Sharing Files Between AdobeCF and RailoCF
Since the basic idea was to make changes in the code and test in both AdobeCF and RailoCF, I checked out my application from source control twice — once into the webroot of cfusion.war and once into the webroot of railo.war. However, this was quite irritating and problemmatic as I has having to commit/checkout/update in two separate folders.
So I decided to remove the source code from cfusion.war and created symbolic links in cfusion.war folder to all the relevant folders in railo.war folder. So when I view the filesystem of cfusion.war I could see the relevant directories in the webroot.
However, JBoss Tomcat by default does not allow browsing to folders and files in symbolic links in the web context.
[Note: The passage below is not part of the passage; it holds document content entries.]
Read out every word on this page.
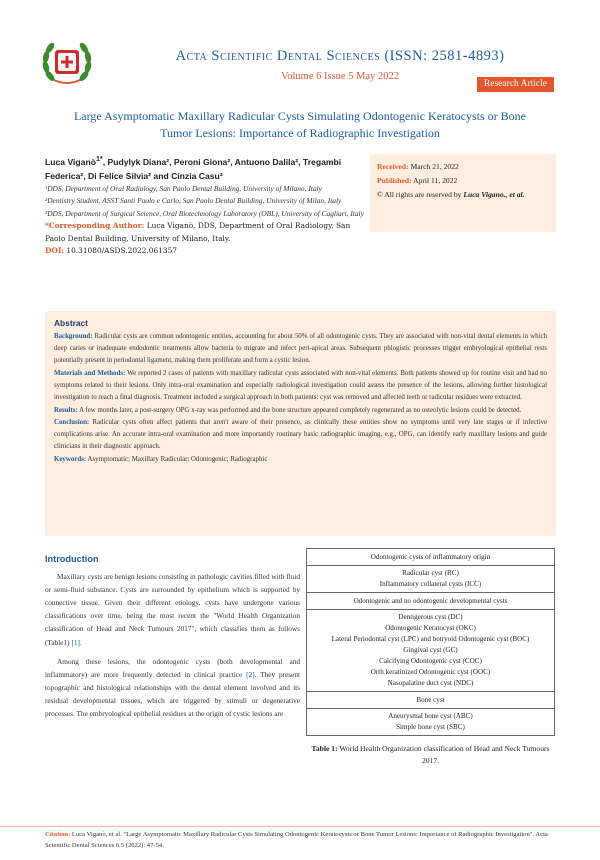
Acta Scientific Dental Sciences (ISSN: 2581-4893)
Volume 6 Issue 5 May 2022
Research Article
Large Asymptomatic Maxillary Radicular Cysts Simulating Odontogenic Keratocysts or Bone Tumor Lesions: Importance of Radiographic Investigation
Luca Viganò$^{1*}$, Pudylyk Diana², Peroni Giona², Antuono Dalila², Tregambi Federica², Di Felice Silvia² and Cinzia Casu³
¹DDS, Department of Oral Radiology, San Paolo Dental Building, University of Milano, Italy
²Dentistry Student, ASST Santi Paolo e Carlo, San Paolo Dental Building, University of Milan, Italy
³DDS, Department of Surgical Science, Oral Biotechnology Laboratory (OBL), University of Cagliari, Italy
*Corresponding Author: Luca Viganò, DDS, Department of Oral Radiology, San Paolo Dental Building, University of Milano, Italy.
DOI: 10.31080/ASDS.2022.061357
Received: March 21, 2022
Published: April 11, 2022
© All rights are reserved by Luca Vigano., et al.
Abstract

Background: Radicular cysts are common odontogenic entities, accounting for about 50% of all odontogenic cysts. They are associated with non-vital dental elements in which deep caries or inadequate endodontic treatments allow bacteria to migrate and infect peri-apical areas. Subsequent phlogistic processes trigger embryological epithelial rests potentially present in periodontal ligament, making them proliferate and form a cystic lesion.

Materials and Methods: We reported 2 cases of patients with maxillary radicular cysts associated with non-vital elements. Both patients showed up for routine visit and had no symptoms related to their lesions. Only intra-oral examination and especially radiological investigation could assess the presence of the lesions, allowing further histological investigation to reach a final diagnosis. Treatment included a surgical approach in both patients: cyst was removed and affected teeth or radicular residues were extracted.

Results: A few months later, a post-surgery OPG x-ray was performed and the bone structure appeared completely regenerated as no osteolytic lesions could be detected.

Conclusion: Radicular cysts often affect patients that aren't aware of their presence, as clinically these entities show no symptoms until very late stages or if infective complications arise. An accurate intra-oral examination and more importantly routinary basic radiographic imaging, e.g., OPG, can identify early maxillary lesions and guide clinicians in their diagnostic approach.

Keywords: Asymptomatic; Maxillary Radicular; Odontogenic; Radiographic

Introduction

Maxillary cysts are benign lesions consisting in pathologic cavities filled with fluid or semi-fluid substance. Cysts are surrounded by epithelium which is supported by connective tissue. Given their different etiology, cysts have undergone various classifications over time, being the most recent the "World Health Organization classification of Head and Neck Tumours 2017", which classifies them as follows (Table1) [1].

Among these lesions, the odontogenic cysts (both developmental and inflammatory) are more frequently detected in clinical practice [2]. They present topographic and histological relationships with the dental element involved and its residual developmental tissues, which are triggered by stimuli or degenerative processes. The embryological epithelial residues at the origin of cystic lesions are

Odontogenic cysts of inflammatory origin

Radicular cyst (RC)
Inflammatory collateral cysts (ICC)

Odontogenic and no odontogenic developmental cysts

Dentigerous cyst (DC)
Odontogenic Keratocyst (OKC)
Lateral Periodontal cyst (LPC) and botryoid Odontogenic cyst (BOC)
Gingival cyst (GC)
Calcifying Odontogenic cyst (COC)
Orth keratinized Odontogenic cyst (OOC)
Nasopalatine duct cyst (NDC)

Bone cyst

Aneurysmal bone cyst (ABC)
Simple bone cyst (SBC)
Table 1: World Health Organization classification of Head and Neck Tumours 2017.
Citation: Luca Viganò, et al. "Large Asymptomatic Maxillary Radicular Cysts Simulating Odontogenic Keratocysts or Bone Tumor Lesions: Importance of Radiographic Investigation". Acta Scientific Dental Sciences 6.5 (2022): 47-54.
You need explicity tell it do so. To do this, you need to change jbossweb.sar/context.xml. Add allowLinking=”true” to the root Context node. This is what my Context.xml looks like:
<Context cookies="true" crossContext="true" allowLinking="true"> <Manager pathname="SESSIONS.ser" /> <Manager pathname="" /> <InstanceListener>org.jboss.web.tomcat.security.RunAsListener</InstanceListener> </Context>
And that did it.
Restart the JBoss server. And now it should expose the linked folders as a regular folders in the webroot and you can browse to them.
It definitely made my development much easier as this setup provides an identical testing ground for my application (both apps running in the root context) and reduces logistical hassels like checking-out/checking-in files at two different locations.